Posted on by Georg Hager

(See the prelude for some general information on what this is all about)

Have you ever thought about how to improve the aerodynamic properties of bulldozers? Yes? Then this stunt is for you.

Bulldozer aeodynamics

Figure 1: Always focus on the interesting stuff!

Code optimization is quite rewarding at times. You put all your effort into mutilating a chunk of code beyond all recognition, and in the end you get a 50% speedup. Often enough, this work requires a great deal of  expertise at the interface between hardware and software. And you certainly want to present your success to your peers so they understand how advanced you are.

If you do such a thing, don’t bother picking the low-hanging fruits. When 95% of the run time goes into a boring loop nest which multiplies a dense matrix with a vector, there is not much you can do beyond the standard textbook stuff – or use a library altogether. However, if the remaining 5% consist of a convoluted communication scheme, you’ve found your target. The fact that the possible gain is at most 5% shouldn’t stop you, because it’s all a matter of presentation; see Fig. 1: 3D bars and a proper choice of scales on the axes guide the reader’s eye and help you drive home your point. It’s like presenting the optimized drag coefficient of your aerodynamically improved bulldozer on high gloss paper, and the boring technical data in small black print on a dark blue background, on the back page.

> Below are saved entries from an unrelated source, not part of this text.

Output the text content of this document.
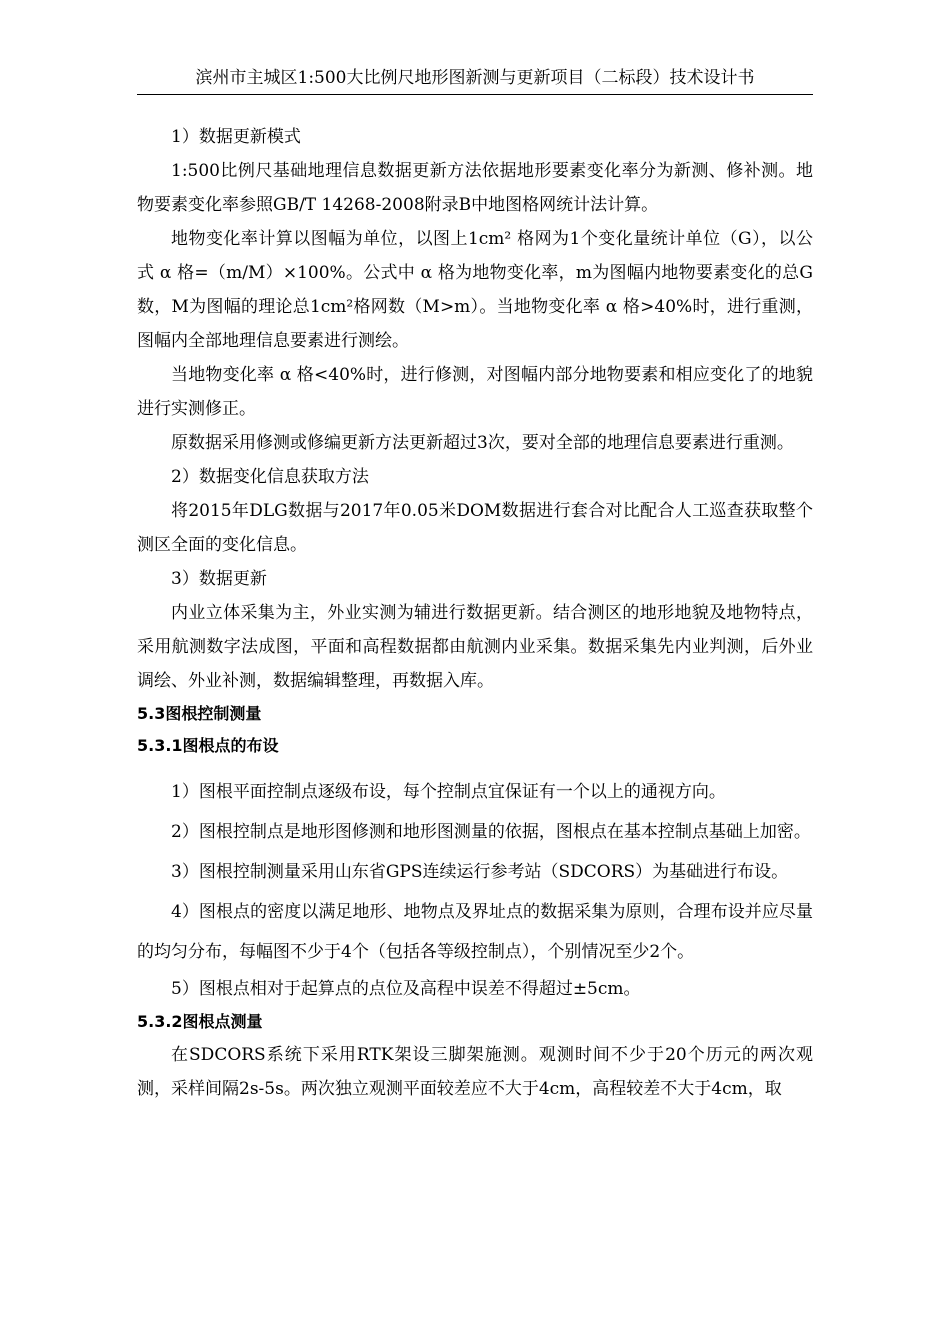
滨州市主城区1:500大比例尺地形图新测与更新项目（二标段）技术设计书

1）数据更新模式

1:500比例尺基础地理信息数据更新方法依据地形要素变化率分为新测、修补测。地物要素变化率参照GB/T 14268-2008附录B中地图格网统计法计算。

地物变化率计算以图幅为单位，以图上1cm² 格网为1个变化量统计单位（G），以公式 α 格=（m/M）×100%。公式中 α 格为地物变化率，m为图幅内地物要素变化的总G数，M为图幅的理论总1cm²格网数（M>m）。当地物变化率 α 格>40%时，进行重测，图幅内全部地理信息要素进行测绘。

当地物变化率 α 格<40%时，进行修测，对图幅内部分地物要素和相应变化了的地貌进行实测修正。

原数据采用修测或修编更新方法更新超过3次，要对全部的地理信息要素进行重测。

2）数据变化信息获取方法

将2015年DLG数据与2017年0.05米DOM数据进行套合对比配合人工巡查获取整个测区全面的变化信息。

3）数据更新

内业立体采集为主，外业实测为辅进行数据更新。结合测区的地形地貌及地物特点，采用航测数字法成图，平面和高程数据都由航测内业采集。数据采集先内业判测，后外业调绘、外业补测，数据编辑整理，再数据入库。

5.3图根控制测量

5.3.1图根点的布设

1）图根平面控制点逐级布设，每个控制点宜保证有一个以上的通视方向。

2）图根控制点是地形图修测和地形图测量的依据，图根点在基本控制点基础上加密。

3）图根控制测量采用山东省GPS连续运行参考站（SDCORS）为基础进行布设。

4）图根点的密度以满足地形、地物点及界址点的数据采集为原则，合理布设并应尽量的均匀分布，每幅图不少于4个（包括各等级控制点），个别情况至少2个。

5）图根点相对于起算点的点位及高程中误差不得超过±5cm。

5.3.2图根点测量

在SDCORS系统下采用RTK架设三脚架施测。观测时间不少于20个历元的两次观测，采样间隔2s-5s。两次独立观测平面较差应不大于4cm，高程较差不大于4cm，取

Interestingly, if the optimization target is communication, or synchronization, or any other non-computational overhead, this stunt can be made to work even better: When you strongly scale to a pointless number of workers, bringing down such overheads will give you arbitrary speedups, far beyond the factor of two that is theoretically possible if you restrict yourself to a sensible minimum parallel efficiency of 50%. Coming back to the heavy gear analogy, if you accelerate your bulldozer to 200 mph, the drag coefficient does become essential, and you may feel vindicated. It won’t solve any real-world problem, but hey, this is research after all.

Thanks to Gerhard Wellein for discovering this stunt in a paper. Many papers, actually.

Fooling the masses – Stunt 9: Boast massive speedups with accelerators!

Posted on by Georg Hager

(See the prelude for some general information on what this is all about)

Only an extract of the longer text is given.